U.S. Senators Mark Dayton (D-MN) and Trent Lott (R-MS) today introduced legislation, the “Honesty is the Best Insurance Policy Act,” which would require insurance companies to state clearly on their policies’ front page what their policies don’t cover.
“I have seen too many Minnesotans, whose lives have been devastated by natural disasters or illnesses, become further devastated by discovering that their insurance policies do not cover their misfortunes,” said Dayton. “People work hard for the money with which they pay their insurance premiums. They do so in good faith that they will be protected. This bill will provide that protection.”
“Providing a simple, plain English explanation of what insurance policies cover is a welcome service to insurers and consumers alike,” said Lott. “It will foster more trust and communication and help minimize problems when disaster hits. Given our experience in the aftermath of Hurricane Katrina, Mississippians will be particularly pleased with provisions requiring more candid disclosure by insurance companies.”
Insurance policies are notoriously long, complicated, and written in legalese.
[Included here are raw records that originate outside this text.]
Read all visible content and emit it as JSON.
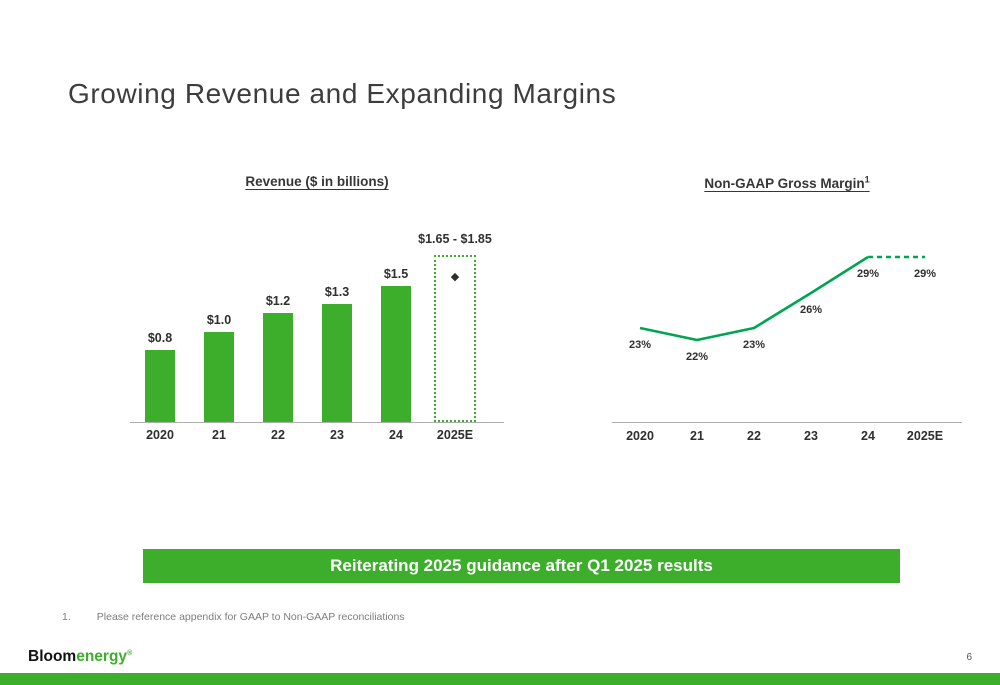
{
  "slide": {
    "title": "Growing Revenue and Expanding Margins",
    "banner": "Reiterating 2025 guidance after Q1 2025 results",
    "footnote_number": "1.",
    "footnote_text": "Please reference appendix for GAAP to Non-GAAP reconciliations",
    "page_number": "6",
    "logo": {
      "bloom": "Bloom",
      "energy": "energy",
      "registered": "®"
    }
  },
  "colors": {
    "bloom_green": "#3dae2b",
    "line_green": "#00a551",
    "banner_text": "#ffffff",
    "title_gray": "#3d3d3d"
  },
  "chart_data": [
    {
      "type": "bar",
      "title": "Revenue ($ in billions)",
      "categories": [
        "2020",
        "21",
        "22",
        "23",
        "24",
        "2025E"
      ],
      "values": [
        0.8,
        1.0,
        1.2,
        1.3,
        1.5,
        null
      ],
      "labels": [
        "$0.8",
        "$1.0",
        "$1.2",
        "$1.3",
        "$1.5",
        ""
      ],
      "estimate": {
        "category": "2025E",
        "label": "$1.65 - $1.85",
        "low": 1.65,
        "high": 1.85,
        "marker_value": 1.75
      },
      "ylim": [
        0,
        2.1
      ],
      "bar_color": "#3dae2b",
      "xlabel": "",
      "ylabel": ""
    },
    {
      "type": "line",
      "title": "Non-GAAP Gross Margin",
      "title_superscript": "1",
      "categories": [
        "2020",
        "21",
        "22",
        "23",
        "24",
        "2025E"
      ],
      "values": [
        23,
        22,
        23,
        26,
        29,
        29
      ],
      "labels": [
        "23%",
        "22%",
        "23%",
        "26%",
        "29%",
        "29%"
      ],
      "dashed_from_index": 4,
      "ylim": [
        15,
        32
      ],
      "line_color": "#00a551",
      "xlabel": "",
      "ylabel": ""
    }
  ]
}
The urgent need for legislation to address insurance consumer confusion and disappointment is being brought home, literally, by the reported thousands of Hurricane Katrina victims who bought homeowners insurance. Many who saw their homes damaged or destroyed later learned, to their dismay, that they could recover nothing at all.
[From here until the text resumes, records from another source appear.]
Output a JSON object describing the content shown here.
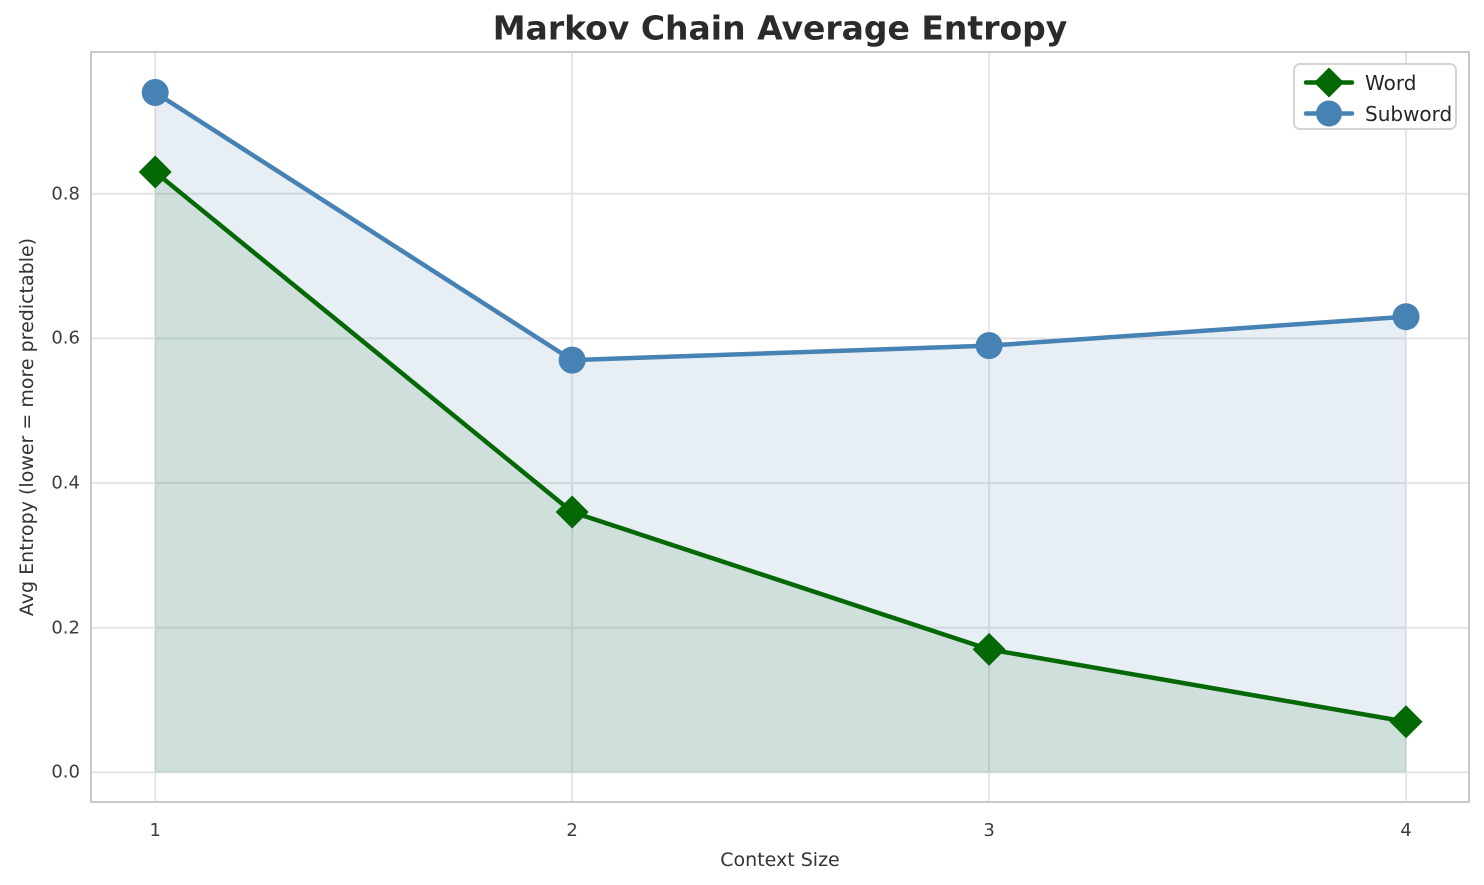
{
  "chart_data": {
    "type": "line",
    "title": "Markov Chain Average Entropy",
    "xlabel": "Context Size",
    "ylabel": "Avg Entropy (lower = more predictable)",
    "x": [
      1,
      2,
      3,
      4
    ],
    "series": [
      {
        "name": "Word",
        "values": [
          0.83,
          0.36,
          0.17,
          0.07
        ],
        "color": "#046804",
        "marker": "diamond",
        "fill": "rgba(0,100,0,0.10)"
      },
      {
        "name": "Subword",
        "values": [
          0.94,
          0.57,
          0.59,
          0.63
        ],
        "color": "#4682b4",
        "marker": "circle",
        "fill": "rgba(70,130,180,0.13)"
      }
    ],
    "fill_to_zero": true,
    "xticks": [
      1,
      2,
      3,
      4
    ],
    "xtick_labels": [
      "1",
      "2",
      "3",
      "4"
    ],
    "yticks": [
      0.0,
      0.2,
      0.4,
      0.6,
      0.8
    ],
    "ytick_labels": [
      "0.0",
      "0.2",
      "0.4",
      "0.6",
      "0.8"
    ],
    "xlim": [
      0.846,
      4.151
    ],
    "ylim": [
      -0.041,
      0.996
    ],
    "grid": true,
    "legend_position": "upper right"
  },
  "colors": {
    "grid": "#e5e5e5",
    "spine": "#c9c9c9",
    "title_text": "#2b2b2b",
    "tick_text": "#3d3d3d",
    "word_green": "#046804",
    "subword_blue": "#4682b4"
  }
}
The bill, which is strongly supported by the Consumer Federation of America and the Consumers Union, would specifically require all exclusions and limitations to be listed in a box, at the top of the insurance policy’s first page, in a font twice the size of the policy’s text.
The Consumer Federation of America estimates the Dayton-Lott bill could save consumers hundreds of billions of dollars. In the aftermath of Hurricane Katrina, the group estimates that there was $55 billion in hurricane damage that Katrina victims could not recover because they only had homeowners insurance, which they didn’t realize didn’t cover flood damage.